About Acceptance and Commitment Therapy
Acceptance and Commitment Therapy (ACT) gets it name from one of its core messages: to accept what is out of your personal control, while committing to do whatever you can do to improve your quality of life. The aim of ACT is to help people create a rich full and meaningful life, while effectively handling the pain and stress that life inevitably brings. It does this by: a) teaching you psychological skills to deal with your painful thoughts and feelings effectively — in such a way that they have much less impact and influence over you, and b) helping you to clarify what is truly important and meaningful to you (your values). You then use this knowledge to guide, inspire and motivate you to change your life for the better. This is a scientifically proven model that has been shown to be effective with a wide range of issues, such as depression, anxiety, stress, drug addiction, schizophrenia, anorexia, and many others. For more information please read this article.
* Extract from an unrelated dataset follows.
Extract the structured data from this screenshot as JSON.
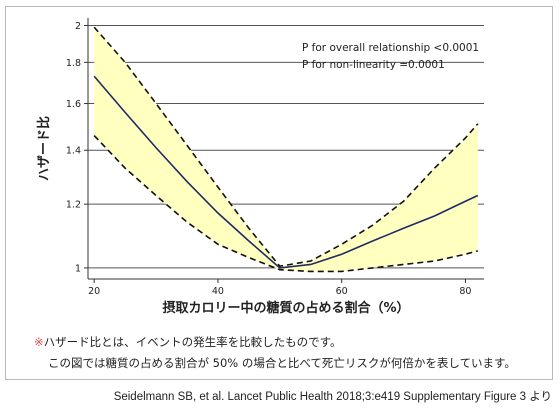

At San Francisco Acceptance and Commitment Therapy, we see each individual is whole and continuously changing. Shaped by genes and environment, we all have a unique history of wounds and blessings, and a human spirit that continuously unfolds moment by moment. Sometimes we find ourselves stuck in some important part of life and we feel confused in figuring out how to move forward. Not uncommonly, our typical tools for dealing with life's problems and challenges — tools that used to work well in the past — are no longer working. Even worse, our old tools may actually be making the problems worse. We are left at a loss as to how to proceed and we find ourselves feeling unsure and maybe even helpless about what to do. A psychotherapist is the client's ally and support in the journey toward understanding (1) the client's unique situation, gifts, and challenges, (2) the tools the client uses in trying to fix or cope with his/her problems, and (3) how to expand and strengthen the client's tools (or skills) so that they are more effective and flexible.
Extensively trained in the most current evidence-based psychological interventions, and informed by existential-humanistic and Eastern philosophies and practices, the San Francisco Acceptance and Commitment Therapy group offers a wide as well as deep platform from which to assist individuals in getting unstuck, growing and increasing their psychological flexibility and well-being. Drs. Viveka Ramel and Kelly Werner have comprehensive graduate and post-graduate training from top U.S. universities and institutions in Cognitive Behavioral Therapy (CBT), Acceptance and Commitment Therapy (ACT), Mindfulness-Based Stress Reduction (MBSR), Interpersonal Psychotherapy (IPT), and family systems.
At the center, we use an active, problem-solving, present-oriented, and collaborative approach in working with her clients. After a thorough assessment of the presenting complaints and background, a treatment plan tailored to the client's unique needs and goals are agreed upon. We invite a safe, trusting, and genuine working relationship with our clients where open communication and feedback about the collaboration is frequently encouraged.
A characteristic of our style of psychotherapy is an integration of approaches that emphasize mindful awareness and active willingness to experience emotions and thoughts, with approaches that emphasize change, skill building, and behavioral activation. Not only have we found this to be most effective in working with the diverse needs of clients, but scientific research also indicates that the strongest support for treatment gains come from approaches that combine acceptance and change-oriented approaches toward increasing psychological flexibility and self-efficacy (e.g., Berking et al., Behaviour Research and Therapy, 2008). This work is deliberately established to be anchored in the client's unique goals and values. Thus, a key aspect of our approach is encouraging her clients to explore and identify their authentic values (i.e., that which brings intrinsic meaning, purpose and joy to their lives). As such, the work done in therapy is in the service of helping clients move toward actively living their values.